Uit Wikipedia, de vrije encyclopedie
Perzische miniatuur van rond 1550, waarbij het gezicht van Mohammed tijdens de Miraj niet is afgebeeld.

Aniconisme is de afwezigheid van afbeeldingen, in het bijzonder van afbeeldingen van God en van levende wezens. Vaak wordt het zelfs omschreven als een verbod op de aanwezigheid van afbeeldingen. Het woord is afkomstig uit het Oudgriekse εἰκών voor 'afbeelding', voorafgegaan door het negatieve voorvoegsel an-. Zowel het jodendom, het christendom als de islam kennen een aniconische traditie.

Aniconisme in de islam[bewerken | brontekst bewerken]

Afbeeldingen van God komen in de islamitische traditie niet voor. God is in de islam ook volkomen transcendent en moet zeker niet als mens, zoals soms binnen het christendom, worden voorgesteld.

Hoewel in soennitische kringen een streng verbod wordt geaccepteerd op het afbeelden van de profeet Mohammed, wordt dat verbod door sjiieten meestal verworpen. Dit omdat het niet zou blijken uit verzen uit de Koran.
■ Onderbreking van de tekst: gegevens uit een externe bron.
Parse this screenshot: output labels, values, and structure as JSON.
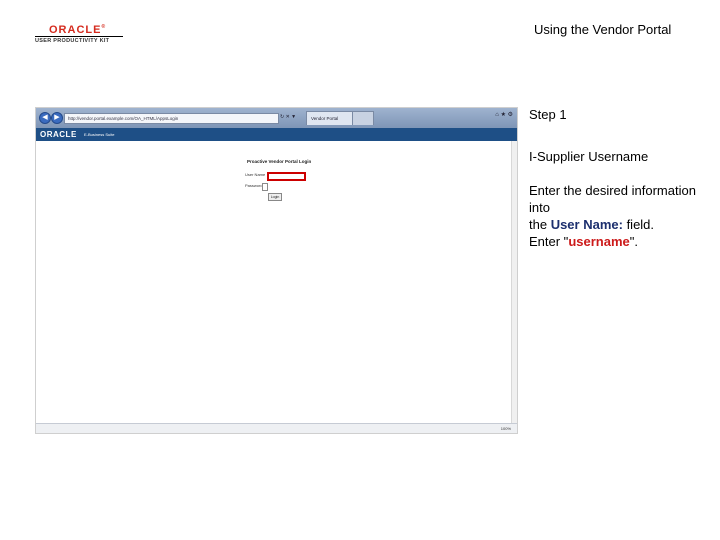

Soms wordt in die traditie Mohammeds gezicht niet afgebeeld. Volgens soennieten is het afbeelden van profeten niet toegestaan, omdat dit zou kunnen leiden tot idolatrie en aanbidding, terwijl juist enkel God vereerd mag worden. In de meest strikte interpretaties geldt dit zelfs voor afbeeldingen van levende wezens in het algemeen.

Tekeningen van mensen, dieren en planten komen bij de decoratie van gebouwen maar beperkt voor. In de vroege islam, in de tijd van de dynastie van de Omajjaden werden nog diverse schilderingen en mozaïeken van mensen, dieren en planten gemaakt. Voorbeelden hiervan zijn onder andere het badhuis Quseir Amra en de Grote moskee van Damascus, beide uit het begin van de 8e eeuw.

Het was kalief Yazid II die in 721 verklaarde dat afbeeldingen van mensen verboden waren.